Dichtbij Bear Glacier, Seward, Alaska.Andrew Harnik/AP

Dit verhaal is oorspronkelijk gepubliceerd door de Bewaker en wordt hier weergegeven als onderdeel van de Klimaatbureau samenwerking.

Acht jongeren spannen een rechtszaak aan tegen de regering van Alaska – de snelst opwarmende staat van het land – en beweren dat een groot nieuw project voor fossiele brandstoffen in strijd is met de grondwettelijke rechten van hun staat.

Het staatsbedrijf Alaska Gasline Development Corporation heeft een gasexportproject ter waarde van 38,7 miljard dollar voorgesteld dat de uitstoot van broeikasgassen van de staat decennialang ruwweg zou verdrievoudigen, aldus de rechtszaak.
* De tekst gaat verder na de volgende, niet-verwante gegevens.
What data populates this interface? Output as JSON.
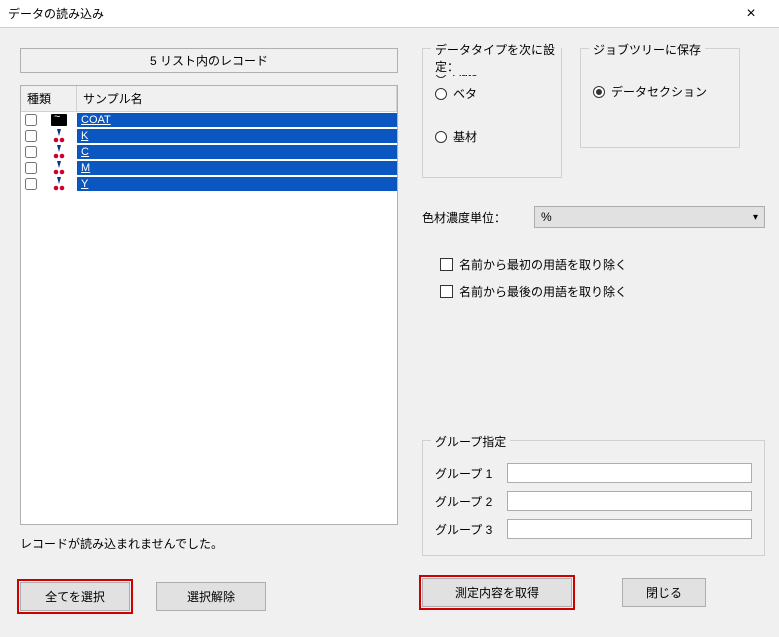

Wetenschappers waarschuwen er al lang voor dat de winning van fossiele brandstoffen snel aan banden moet worden gelegd om een ​​leefbare toekomst veilig te stellen.

Het Alaska LNG-project zou de bouw omvatten van een gaszuiveringsinstallatie op de North Slope van de staat, een pijpleiding van 1300 kilometer en een vloeibaarmakingsinstallatie op het Kenai-schiereiland, die het gas zou voorbereiden voor export naar Azië.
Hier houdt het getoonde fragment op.